Page MenuHomePhabricator

write script that touches every item and thereby updates database tables
Closed, InvalidPublic

Description


Version: master
Severity: normal
Whiteboard: u=dev c=backend p=13
See Also:
https://bugzilla.wikimedia.org/show_bug.cgi?id=63230

Details

Reference
bz64600

Event Timeline

bzimport raised the priority of this task from to High.Nov 22 2014, 3:15 AM
bzimport set Reference to bz64600.
bzimport added a subscriber: Unknown Object (MLST).

Is this about updating all tables in one run? What purpose does this have (in contrast to the recently merged rebuildItemsPerSite.php)
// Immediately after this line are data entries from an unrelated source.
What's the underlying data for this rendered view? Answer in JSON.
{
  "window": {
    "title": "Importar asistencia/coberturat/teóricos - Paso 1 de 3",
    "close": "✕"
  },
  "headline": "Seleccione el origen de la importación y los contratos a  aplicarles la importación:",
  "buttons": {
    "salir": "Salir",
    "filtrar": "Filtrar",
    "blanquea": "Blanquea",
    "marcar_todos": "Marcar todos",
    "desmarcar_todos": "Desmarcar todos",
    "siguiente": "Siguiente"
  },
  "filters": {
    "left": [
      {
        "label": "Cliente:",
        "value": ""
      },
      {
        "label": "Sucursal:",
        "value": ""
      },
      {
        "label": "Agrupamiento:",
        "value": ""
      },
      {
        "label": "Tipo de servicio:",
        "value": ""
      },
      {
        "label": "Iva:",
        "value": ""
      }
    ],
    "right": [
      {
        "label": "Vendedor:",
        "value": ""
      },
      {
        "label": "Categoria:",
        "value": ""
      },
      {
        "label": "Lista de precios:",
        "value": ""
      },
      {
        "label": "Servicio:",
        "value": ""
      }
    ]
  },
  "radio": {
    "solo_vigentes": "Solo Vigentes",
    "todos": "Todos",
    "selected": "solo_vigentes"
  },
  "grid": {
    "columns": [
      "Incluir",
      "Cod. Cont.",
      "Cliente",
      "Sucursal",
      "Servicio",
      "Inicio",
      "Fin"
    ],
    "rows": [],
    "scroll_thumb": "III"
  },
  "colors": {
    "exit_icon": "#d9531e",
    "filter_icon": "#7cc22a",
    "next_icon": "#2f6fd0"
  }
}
Should this really do null-edits (which at times can show up in the items history) or rather only run all of the secondary database updates? I guess secondary storage updates are enough, thus the bug title is slightly incorrect.

if we can do just secondary updates without the null edits, that's what we need and want, imho.

also, I would very much like the ability to specify which secondary updates to do, in cases where we don't want to do all of them.

e.g. things like hitting CirrusSearch with unnecessary updates wouldn't be nice

This is a pretty generic script, and should support a couple of modes for different use cases. I'm not saying all of these need to be implemented right now, just that we should have them in mind when designing this.

So, for a list of page IDs (optionally, page titles, possibly from a DB query), either:

  • just invalidate the parser cache by calling Title::invalidateCache()
  • re-parse (null-edit)
    • re-parse later (using RefreshLinksJob2 or similar)
  • re-apply data updates (using Content::getSecondaryDataUpdates(), using cached ParserOutput object if possible)
    • would be nice to be able to filter the updates by class name

The different modes should be implemented by separate classes that get called by the main script which iterates over ranges of target pages (strategy pattern).

On the command line, it would perhaps be nice to use verbs to describe these modes, e.g. call this as "updatePages.php invalidate", "updatePages.php parse-later", "updatePages.php update-secondary", etc.

Change 139768 had a related patch set uploaded by Legoktm:
Add simple script to "touch" pages

https://gerrit.wikimedia.org/r/139768

(In reply to Daniel Kinzler from comment #5)

  • re-parse later (using RefreshLinksJob2 or similar)

RefreshLinksJob2 has been deprecated since 1.23, and I'm not really sure what's the preferred way to do it now. I implemented the 3 other types though.

Per hooman: "We had that discussion on IRC: As null edits can cause changes in the serialization they *can* show up in the edit history, thus we don't want them (AFAIR)."

Change 139768 abandoned by Legoktm:
Add simple script to "touch" pages

Reason:
Don't have time to work on this, feel free to restore if the code is useful.

https://gerrit.wikimedia.org/r/139768

Lydia_Pintscher removed a subscriber: Unknown Object (MLST).
Lydia_Pintscher removed a subscriber: Unknown Object (MLST).Dec 1 2014, 2:31 PM
hoo lowered the priority of this task from High to Medium.Mar 26 2015, 4:11 PM

No longer as important as it used to be.

Lydia_Pintscher claimed this task.

We decided to not work on this given that the SPARQL endpoint seems to be working well and covering most usecases.